I believe we truly lose hope only when we surrender it. It makes me very sad to think that you've reached that point. :/
 
I HATE myself. It's not distortions or depression or anything. I absolutely HATE myself.

I had to make a rare venture outside my house to meet with someone the other day, and she has gone "what do you think your positive sides are" or some s***.

None.

Nothing.

I DO hate myself.
 
The issue isn't that you hate yourself. That's implicitly understood.

The issue is why.
 
I'm with both sides on this.
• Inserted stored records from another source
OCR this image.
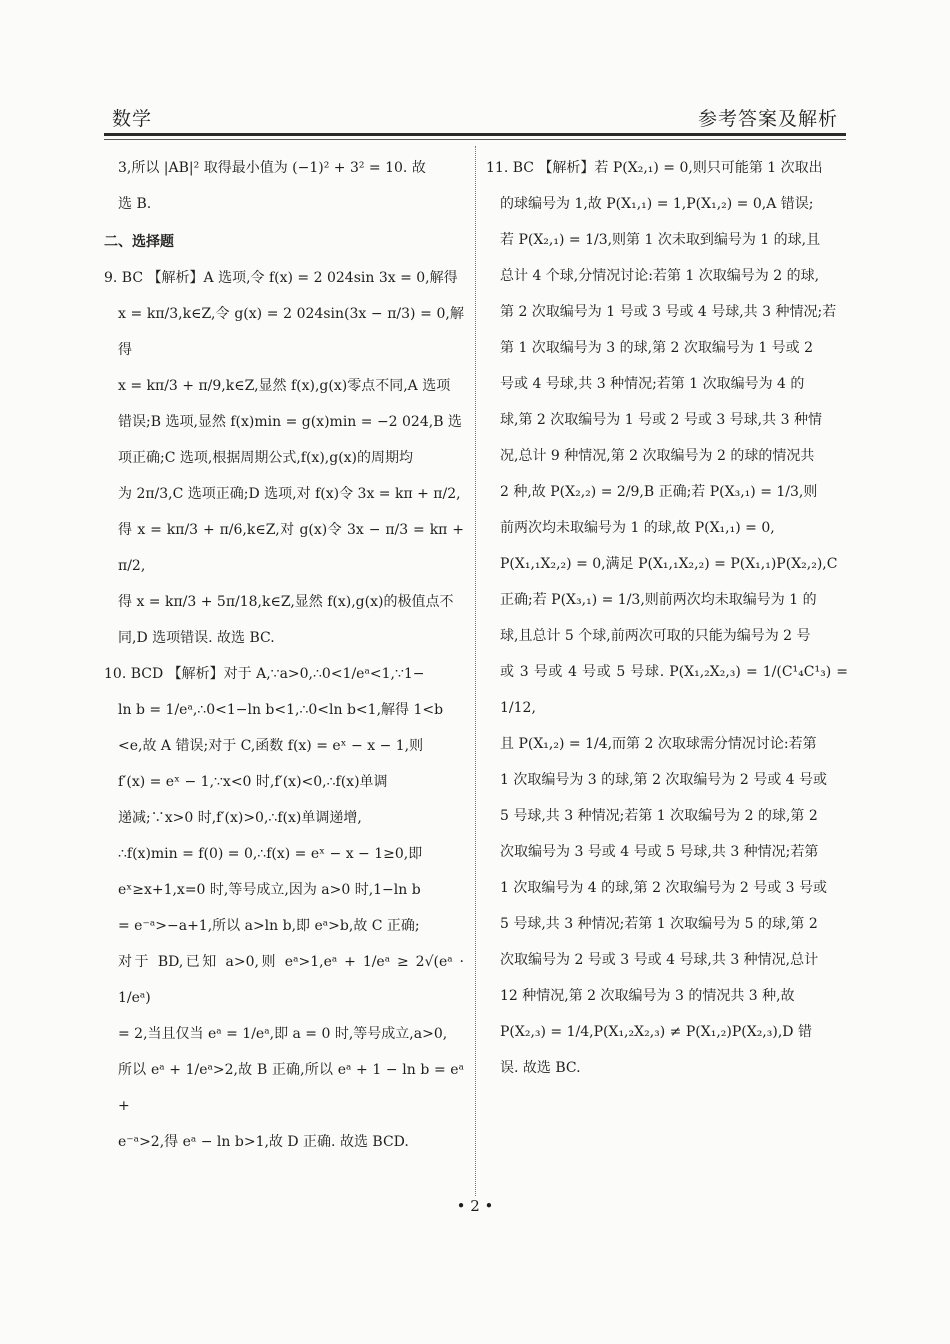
数学	参考答案及解析

3,所以 |AB|² 取得最小值为 (−1)² + 3² = 10. 故

选 B.

二、选择题

9. BC 【解析】A 选项,令 f(x) = 2 024sin 3x = 0,解得

x = kπ/3,k∈Z,令 g(x) = 2 024sin(3x − π/3) = 0,解得

x = kπ/3 + π/9,k∈Z,显然 f(x),g(x)零点不同,A 选项

错误;B 选项,显然 f(x)min = g(x)min = −2 024,B 选

项正确;C 选项,根据周期公式,f(x),g(x)的周期均

为 2π/3,C 选项正确;D 选项,对 f(x)令 3x = kπ + π/2,

得 x = kπ/3 + π/6,k∈Z,对 g(x)令 3x − π/3 = kπ + π/2,

得 x = kπ/3 + 5π/18,k∈Z,显然 f(x),g(x)的极值点不

同,D 选项错误. 故选 BC.

10. BCD 【解析】对于 A,∵a>0,∴0<1/eᵃ<1,∵1−

ln b = 1/eᵃ,∴0<1−ln b<1,∴0<ln b<1,解得 1<b

<e,故 A 错误;对于 C,函数 f(x) = eˣ − x − 1,则

f′(x) = eˣ − 1,∵x<0 时,f′(x)<0,∴f(x)单调

递减;∵x>0 时,f′(x)>0,∴f(x)单调递增,

∴f(x)min = f(0) = 0,∴f(x) = eˣ − x − 1≥0,即

eˣ≥x+1,x=0 时,等号成立,因为 a>0 时,1−ln b

= e⁻ᵃ>−a+1,所以 a>ln b,即 eᵃ>b,故 C 正确;

对于 BD,已知 a>0,则 eᵃ>1,eᵃ + 1/eᵃ ≥ 2√(eᵃ · 1/eᵃ)

= 2,当且仅当 eᵃ = 1/eᵃ,即 a = 0 时,等号成立,a>0,

所以 eᵃ + 1/eᵃ>2,故 B 正确,所以 eᵃ + 1 − ln b = eᵃ +

e⁻ᵃ>2,得 eᵃ − ln b>1,故 D 正确. 故选 BCD.

11. BC 【解析】若 P(X₂,₁) = 0,则只可能第 1 次取出

的球编号为 1,故 P(X₁,₁) = 1,P(X₁,₂) = 0,A 错误;

若 P(X₂,₁) = 1/3,则第 1 次未取到编号为 1 的球,且

总计 4 个球,分情况讨论:若第 1 次取编号为 2 的球,

第 2 次取编号为 1 号或 3 号或 4 号球,共 3 种情况;若

第 1 次取编号为 3 的球,第 2 次取编号为 1 号或 2

号或 4 号球,共 3 种情况;若第 1 次取编号为 4 的

球,第 2 次取编号为 1 号或 2 号或 3 号球,共 3 种情

况,总计 9 种情况,第 2 次取编号为 2 的球的情况共

2 种,故 P(X₂,₂) = 2/9,B 正确;若 P(X₃,₁) = 1/3,则

前两次均未取编号为 1 的球,故 P(X₁,₁) = 0,

P(X₁,₁X₂,₂) = 0,满足 P(X₁,₁X₂,₂) = P(X₁,₁)P(X₂,₂),C

正确;若 P(X₃,₁) = 1/3,则前两次均未取编号为 1 的

球,且总计 5 个球,前两次可取的只能为编号为 2 号

或 3 号或 4 号或 5 号球. P(X₁,₂X₂,₃) = 1/(C¹₄C¹₃) = 1/12,

且 P(X₁,₂) = 1/4,而第 2 次取球需分情况讨论:若第

1 次取编号为 3 的球,第 2 次取编号为 2 号或 4 号或

5 号球,共 3 种情况;若第 1 次取编号为 2 的球,第 2

次取编号为 3 号或 4 号或 5 号球,共 3 种情况;若第

1 次取编号为 4 的球,第 2 次取编号为 2 号或 3 号或

5 号球,共 3 种情况;若第 1 次取编号为 5 的球,第 2

次取编号为 2 号或 3 号或 4 号球,共 3 种情况,总计

12 种情况,第 2 次取编号为 3 的情况共 3 种,故

P(X₂,₃) = 1/4,P(X₁,₂X₂,₃) ≠ P(X₁,₂)P(X₂,₃),D 错

误. 故选 BC.

• 2 •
On one hand, I agree with SophiaGrace, self hating is what ruins my life, to the point that everytime i got something good going on for me, i ruin it by thinking i dont deserve it, and i end up destroying it and losing it.

then again, i can completely relate to the other side too. Like the Nine Inch Nails song, Hurt, says "I hurt myself today to see if I still feel,I focus on the pain, the only thing that's real". Personaly, there are days when it's literaly the only thing i feel, hate for me and misery. And yes, many times it leads me to wish to kill myself and end it. sometimes i actually try and (obviously) fail, sometimes as im about to, i'll find hope in something and dont do it


see, i try to believe it when people tell me that im not useless, that i didnt **** up, that stuff arent my fault. but i cant. its easier to accept the fact that im broken, ****** up, than try to make myself see that im not, especially when i believe i am
 
Oh god thanks Erevetot

At least someone out tehr is like me!

Love that NIN song. It was what led me to try cutting.
 
Personally for me I don't think self-hate really gives me purpose. It is the antithesis of purpose for me. It is the boring bit of myself that has taken over and sucks me dry so I can't be interesting to be around. It robs me of being multifaceted. Instead, I am just depressed and self-loathing. I constantly wonder if I am nothing but my depression.

It doesn't give me a sense of A) being resilient, or B) Many emotions, or C) ability to enjoy life.

Being negative is a negative for me.

If a homeless person is happy, and feels life has meaning then they have everything. If a rich person is unhappy, and has no meaning in life, then they have nothing.

Thats' truely how I feel.
 
Not at all.

I understand emotionally and intellectually what self-hatred is, having experienced it firsthand.

What I don't understand is why you hate yourself, cumulus.james. What are the prime factors driving it? What feeds it?
 
Great, now I'm wondering if self-hatred could give my life meaning. It sounds so paradoxical but here I am thinking about it.
 
SophiaGrace said:
Great, now I'm wondering if self-hatred could give my life meaning. It sounds so paradoxical but here I am thinking about it.

Don't go there. Seriously. Don't. I've been there and it's not pretty...and a huge part of that still lingers inside of me. Cold and ugly. Cause on top of the self-hate I valued the negative opinions of a few particular persons too highly.

Looking at you and the things you do for people around here...you simply don't deserve to go there.